VI.  PAYROLL DEDUCTIONS

          A.  The payroll deduction authorized by the
Participant for purposes of acquiring shares of Common Stock during an offering
period may be any multiple of one percent (1%) of the Base Salary paid to the
Participant during each Purchase Interval within that offering period, up to a
maximum of ten percent (10%).  The
deduction rate so authorized shall continue in effect throughout the offering
period and shall continue from offering period to offering period, except to
the extent such rate is changed in accordance with the following guidelines:

               (i)  The
Participant may, at any time during the offering period, reduce his or her rate
of payroll deduction to become effective as soon as possible after filing the
appropriate form with the Plan Administrator. 
The Participant may not, however, effect more than one (1) such
reduction per Purchase Interval.

               (ii)  The
Participant may, prior to the commencement of any new Purchase Interval under
the Plan, increase the rate of his or her payroll deduction by filing the
appropriate form with the Plan Administrator. 
The new rate (which may not exceed the ten percent (10%) maximum) shall
become effective on the start date of the first Purchase Interval following the
filing of such form.

10.

          B.  Payroll deductions shall begin
on the first pay day administratively feasible following the start date of the
offering period and shall (unless sooner terminated by the Participant)
continue through the pay day ending with or immediately prior to the last day of
that offering period.  The amounts so
collected shall be credited to the Participant’s book account under the Plan,
but no interest shall be paid on the balance from time to time outstanding in
such account.  The amounts collected
from the Participant shall not be required to be held in any segregated account
or trust fund and may be commingled with the general assets of the Corporation
and used for general corporate purposes.

          C.  Payroll deductions shall
automatically cease upon the termination of the Participant’s purchase right in
accordance with the provisions of the Plan.

          D.  The Participant’s acquisition
of Common Stock under the Plan on any Purchase Date shall neither limit nor
require the Participant’s acquisition of Common Stock on any subsequent
Purchase Date, whether within the same or a different offering period.

VII.  PURCHASE RIGHTS

          A.  Grant of Purchase Rights.  A Participant shall be granted a separate
purchase right for each offering period in which he or she is enrolled.  The purchase right shall be granted on the
start date of the offering period and shall provide the Participant with the
right to purchase shares of Common Stock, in one or more installments during
that offering period, upon the terms set forth below.  The Participant shall execute a stock purchase agreement
embodying such terms and such other provisions (not inconsistent with the Plan)
as the Plan Administrator may deem advisable.

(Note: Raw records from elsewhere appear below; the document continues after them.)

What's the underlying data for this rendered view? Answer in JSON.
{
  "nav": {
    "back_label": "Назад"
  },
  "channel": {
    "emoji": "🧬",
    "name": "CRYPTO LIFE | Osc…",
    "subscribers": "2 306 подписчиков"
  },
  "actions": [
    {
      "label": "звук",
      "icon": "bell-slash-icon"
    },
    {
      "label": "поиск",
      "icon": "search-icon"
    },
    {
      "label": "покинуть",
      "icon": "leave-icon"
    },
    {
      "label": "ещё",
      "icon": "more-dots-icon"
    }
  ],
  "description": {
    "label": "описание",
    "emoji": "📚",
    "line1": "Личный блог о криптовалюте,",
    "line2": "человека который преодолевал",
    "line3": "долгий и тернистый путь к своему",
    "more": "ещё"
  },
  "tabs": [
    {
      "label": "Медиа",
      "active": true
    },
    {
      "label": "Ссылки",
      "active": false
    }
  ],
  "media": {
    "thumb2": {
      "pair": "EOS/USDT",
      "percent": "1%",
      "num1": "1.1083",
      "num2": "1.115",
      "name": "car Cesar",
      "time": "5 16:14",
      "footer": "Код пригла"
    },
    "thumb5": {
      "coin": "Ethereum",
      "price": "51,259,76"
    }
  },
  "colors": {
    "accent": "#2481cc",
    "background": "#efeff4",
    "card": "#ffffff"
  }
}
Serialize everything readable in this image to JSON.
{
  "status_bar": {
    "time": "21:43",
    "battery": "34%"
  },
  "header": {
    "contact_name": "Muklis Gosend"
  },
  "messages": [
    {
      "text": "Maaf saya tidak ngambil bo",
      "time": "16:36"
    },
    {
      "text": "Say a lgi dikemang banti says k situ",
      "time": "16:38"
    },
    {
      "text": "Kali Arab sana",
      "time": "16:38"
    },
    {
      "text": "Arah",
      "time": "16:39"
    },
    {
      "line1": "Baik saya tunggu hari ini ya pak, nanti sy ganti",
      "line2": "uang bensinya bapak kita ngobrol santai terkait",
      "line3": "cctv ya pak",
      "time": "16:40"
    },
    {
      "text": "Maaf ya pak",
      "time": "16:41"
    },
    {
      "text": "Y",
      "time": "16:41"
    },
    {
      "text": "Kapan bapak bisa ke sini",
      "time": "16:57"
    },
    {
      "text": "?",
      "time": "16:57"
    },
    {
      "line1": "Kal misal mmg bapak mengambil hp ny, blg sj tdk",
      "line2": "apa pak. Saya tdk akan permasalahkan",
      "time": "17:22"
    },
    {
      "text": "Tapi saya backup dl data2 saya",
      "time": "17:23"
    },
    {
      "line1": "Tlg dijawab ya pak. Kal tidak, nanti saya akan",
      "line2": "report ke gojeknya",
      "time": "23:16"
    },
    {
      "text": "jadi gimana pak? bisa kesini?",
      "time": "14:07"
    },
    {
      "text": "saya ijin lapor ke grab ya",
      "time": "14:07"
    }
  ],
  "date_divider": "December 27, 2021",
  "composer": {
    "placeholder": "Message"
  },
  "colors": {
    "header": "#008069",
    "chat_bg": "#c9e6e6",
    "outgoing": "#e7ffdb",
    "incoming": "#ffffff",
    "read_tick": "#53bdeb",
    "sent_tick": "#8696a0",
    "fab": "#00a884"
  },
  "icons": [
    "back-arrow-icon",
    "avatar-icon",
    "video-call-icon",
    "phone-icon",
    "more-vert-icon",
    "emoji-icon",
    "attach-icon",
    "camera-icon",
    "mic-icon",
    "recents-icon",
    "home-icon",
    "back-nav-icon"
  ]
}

          Under no circumstances shall purchase rights
be granted under the Plan to any Eligible Employee if such individual would,
immediately after the grant, own (within the meaning of Code Section 424(d)) or
hold outstanding options or other rights to purchase, stock possessing five
percent (5%) or more of the total combined voting power or value of all classes
of stock of the Corporation or any Corporate Affiliate.

          B.  Exercise of the Purchase
Right. Each purchase right shall be automatically exercised on each
successive Purchase Date within the offering period, and shares of Common Stock
shall accordingly be purchased on behalf of each Participant on each such
Purchase Date.  The purchase shall be
effected by applying the Participant’s payroll deductions for the Purchase
Interval ending on such Purchase Date to the purchase of whole shares of Common
Stock at the purchase price in effect for the Participant for that Purchase
Date.

          C.  Purchase Price.  The purchase price per share at which Common
Stock will be purchased on the Participant’s behalf on each Purchase Date
within the particular offering period in which he or she is enrolled shall be
equal to eighty-five percent (85%) of the lower of (i) the Fair Market Value
per share of Common Stock on the start date of that offering period or (ii) the
Fair Market Value per share of Common Stock on that Purchase Date.

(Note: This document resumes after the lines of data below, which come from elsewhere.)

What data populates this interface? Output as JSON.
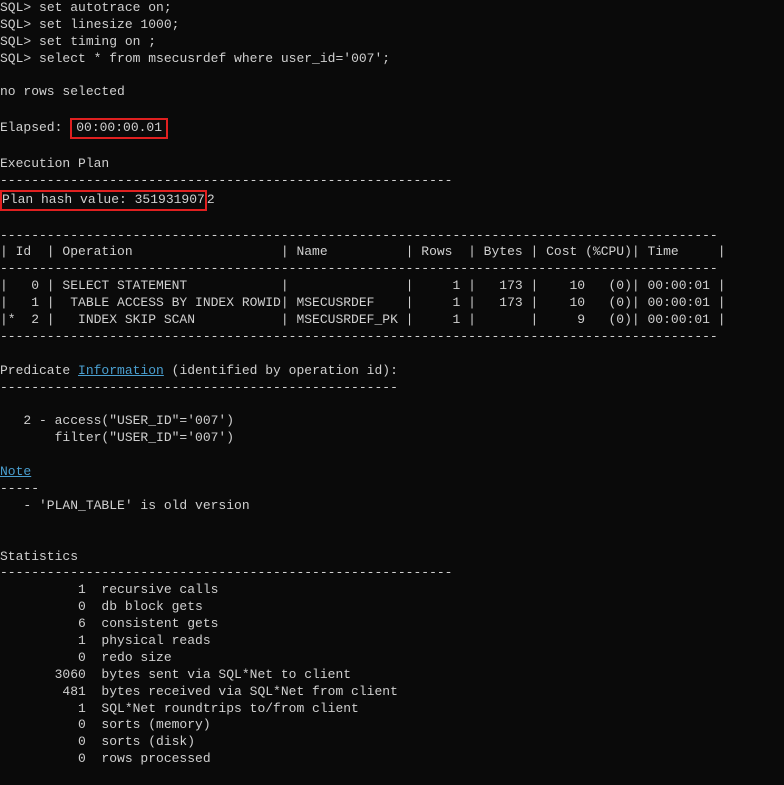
{
  "sql_lines": {
    "line1_prompt": "SQL> ",
    "line1_cmd": "set autotrace on;",
    "line2_prompt": "SQL> ",
    "line2_cmd": "set linesize 1000;",
    "line3_prompt": "SQL> ",
    "line3_cmd": "set timing on ;",
    "line4_prompt": "SQL> ",
    "line4_cmd": "select * from msecusrdef where user_id='007';"
  },
  "result": {
    "no_rows": "no rows selected",
    "elapsed_label": "Elapsed: ",
    "elapsed_value": "00:00:00.01"
  },
  "exec_plan": {
    "title": "Execution Plan",
    "divider": "----------------------------------------------------------",
    "hash_label": "Plan hash value: 351931907",
    "hash_suffix": "2",
    "table_border": "--------------------------------------------------------------------------------------------",
    "header": "| Id  | Operation                   | Name          | Rows  | Bytes | Cost (%CPU)| Time     |",
    "row0": "|   0 | SELECT STATEMENT            |               |     1 |   173 |    10   (0)| 00:00:01 |",
    "row1": "|   1 |  TABLE ACCESS BY INDEX ROWID| MSECUSRDEF    |     1 |   173 |    10   (0)| 00:00:01 |",
    "row2": "|*  2 |   INDEX SKIP SCAN           | MSECUSRDEF_PK |     1 |       |     9   (0)| 00:00:01 |"
  },
  "predicate": {
    "prefix": "Predicate ",
    "info_link": "Information",
    "suffix": " (identified by operation id):",
    "divider": "---------------------------------------------------",
    "access": "   2 - access(\"USER_ID\"='007')",
    "filter": "       filter(\"USER_ID\"='007')"
  },
  "note": {
    "label": "Note",
    "divider": "-----",
    "content": "   - 'PLAN_TABLE' is old version"
  },
  "statistics": {
    "title": "Statistics",
    "divider": "----------------------------------------------------------",
    "s1": "          1  recursive calls",
    "s2": "          0  db block gets",
    "s3": "          6  consistent gets",
    "s4": "          1  physical reads",
    "s5": "          0  redo size",
    "s6": "       3060  bytes sent via SQL*Net to client",
    "s7": "        481  bytes received via SQL*Net from client",
    "s8": "          1  SQL*Net roundtrips to/from client",
    "s9": "          0  sorts (memory)",
    "s10": "          0  sorts (disk)",
    "s11": "          0  rows processed"
  }
}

          D.  Number of Purchasable Shares.
The number of shares of Common Stock purchasable by a Participant on each
Purchase Date during the particular offering period in which he or she is
enrolled shall be the number of whole shares obtained by dividing the amount
collected from the Participant through payroll deductions during the Purchase
Interval ending with that Purchase Date by the purchase price in effect for the
Participant for that Purchase Date. 
However, the maximum number of shares of Common Stock purchasable per
Participant on any one Purchase Date shall not exceed 1,000 shares, subject to
periodic adjustments in the event of certain changes in the Corporation’s
capitalization.  In addition, the
maximum number of shares of Common Stock purchasable in total by all
Participants in the Plan on any one Purchase Date shall not exceed 100,000
shares, subject to periodic adjustments in the event of certain changes in the
Corporation’s capitalization.  However,
the Plan Administrator shall have the discretionary authority, exercisable
prior to the start of any offering period under the Plan, to increase or
decrease the limitations to be in effect for the number of shares purchasable
per Participant and in total by all Participants enrolled in that particular
offering period on each Purchase Date which occurs during that offering period.

11.

          E.  Excess Payroll Deductions.  Any payroll deductions not applied to the
purchase of shares of Common Stock on any Purchase Date because they are not
sufficient to purchase a whole share of Common Stock shall be held for the
purchase of Common Stock on the next Purchase Date.  However, any payroll deductions not applied to the purchase of Common
Stock by reason of the limitation on the maximum number of shares purchasable
per Participant or in total by all Participants on the Purchase Date shall be
promptly refunded.

          F.  Suspension of Payroll
Deductions.  If a Participant is, by
reason of the accrual limitations in Article VIII, precluded from purchasing
additional shares of Common Stock on one or more Purchase Dates during the
offering period in which he or she is enrolled, then no further payroll
deductions shall be collected from such Participant with respect to those
Purchase Dates.  The suspension of such
deductions shall not terminate the Participant’s purchase right for the
offering period in which he or she is enrolled, and payroll deductions shall
automatically resume on behalf of such Participant once he or she is again able
to purchase shares during that offering period in compliance with the accrual
limitations of Article VIII.   

          G.  Withdrawal from Offering
Period.  The following provisions
shall govern the Participant’s withdrawal from an offering period: 

               (i)  A
Participant may withdraw from the offering period in which he or she is
enrolled  at any time prior to the next
scheduled Purchase Date  by filing the
appropriate form with the Plan Administrator (or its designate), and no further
payroll deductions shall be collected from the Participant with respect to that
offering period. Any payroll deductions collected during the Purchase Interval
in which such withdrawal occurs shall, at the Participant’s election, be
immediately refunded or held for the purchase of shares on the next Purchase
Date.  If no such election is made at
the time of such withdrawal, then the payroll deductions collected from the Participant
during the Purchase Interval in which such withdrawal occurs shall be refunded
as soon as possible.

               (ii)  The
Participant’s withdrawal from a particular offering period shall be
irrevocable, and the Participant may not subsequently rejoin that offering
period at a later date.  In order to
resume participation in any subsequent offering period, such individual must
re-enroll in the Plan (by making a timely filing of the prescribed enrollment
forms) on or before the start date of that offering period.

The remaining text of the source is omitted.